The Colts are a fire hazard at this point. They should be questioned a hundred times more than the Cowboys as they have all of their offensive weapons and still cannot put the puzzle together. A date with the defense of the Denver Broncos isn’t exactly what the doctor ordered, no way the Colts get this done on Sunday.
Prediction: BRONCOS – 21, Colts – 16
Sunday Night Football: Philadelphia Eagles (3-4) At Dallas Cowboys (2-5)
The return of DeMarco Murray.
The Eagles have had two weeks to mope and pout since their Sunday Night loss to the Carolina Panthers. It’s hard to believe that Sam Bradford somehow learned how to play quarterback or not trip over his own feet in just 14 days, so I’m really not that scared of the Eagles in this game. They’re going to meet a new friend, though!

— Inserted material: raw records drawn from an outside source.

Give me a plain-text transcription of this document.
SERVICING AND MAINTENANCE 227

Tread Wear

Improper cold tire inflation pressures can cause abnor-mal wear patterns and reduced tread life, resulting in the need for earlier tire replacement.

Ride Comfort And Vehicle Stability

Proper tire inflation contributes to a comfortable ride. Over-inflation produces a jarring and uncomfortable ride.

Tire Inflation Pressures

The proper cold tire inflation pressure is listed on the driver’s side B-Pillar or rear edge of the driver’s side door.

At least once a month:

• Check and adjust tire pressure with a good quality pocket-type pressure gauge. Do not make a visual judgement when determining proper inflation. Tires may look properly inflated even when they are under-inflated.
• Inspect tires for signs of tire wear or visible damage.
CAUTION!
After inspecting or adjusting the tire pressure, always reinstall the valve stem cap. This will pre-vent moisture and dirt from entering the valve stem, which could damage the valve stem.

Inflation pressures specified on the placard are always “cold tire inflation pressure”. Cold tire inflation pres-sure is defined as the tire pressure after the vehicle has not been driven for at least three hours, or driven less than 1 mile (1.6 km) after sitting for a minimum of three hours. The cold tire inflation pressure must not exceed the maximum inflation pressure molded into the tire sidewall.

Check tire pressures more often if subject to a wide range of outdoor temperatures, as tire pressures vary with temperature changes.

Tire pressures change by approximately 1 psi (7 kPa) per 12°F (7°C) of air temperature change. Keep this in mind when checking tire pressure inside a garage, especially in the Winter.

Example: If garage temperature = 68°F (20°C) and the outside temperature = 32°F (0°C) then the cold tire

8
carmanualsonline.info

Greg Hardy did not play when the Cowboys beat the Eagles in Week 2 of this season. He’s going to introduce himself on Sunday Night. The Hardy Boys have held opposing offenses to just 13 points in their most recent two games, it shouldn’t be hard to do the same to Chip Kelly’s Crew.
The last win that the Dallas Cowboys had was over these same Eagles, seven long weeks ago. It seems only fitting that the exorcism of the horror that we’ve endured would be complete when we get rid of the Eagles. If you read my Don’t Stop Believing post last week then you know that the Cowboys getting the victory here is a crucial step for the “Plan A” sequence that was set in motion last week. Get ready because it’s going down. I’m yelling timber.
Prediction: Eagles – 13, COWBOYS – 23
Monday Night Football: Chicago Bears (2-5) At San Diego Chargers (2-6)
Da Bears haven’t looked like themselves in quite some time, but the Chargers aren’t setting NFL records either. This is a snooze-fest of a Monday Night Game… a great time to get a jump on early Christmas shopping (I don’t have an Apple Watch… just saying).
The Chargers are without their star receiver Keenan Allen for the rest of the year, but I expect Stevie Johnson to carry them in his absence. Look for Philip Rivers to continue the offensive roll that he’s been on as the San Diego Super Chargers light this thing up.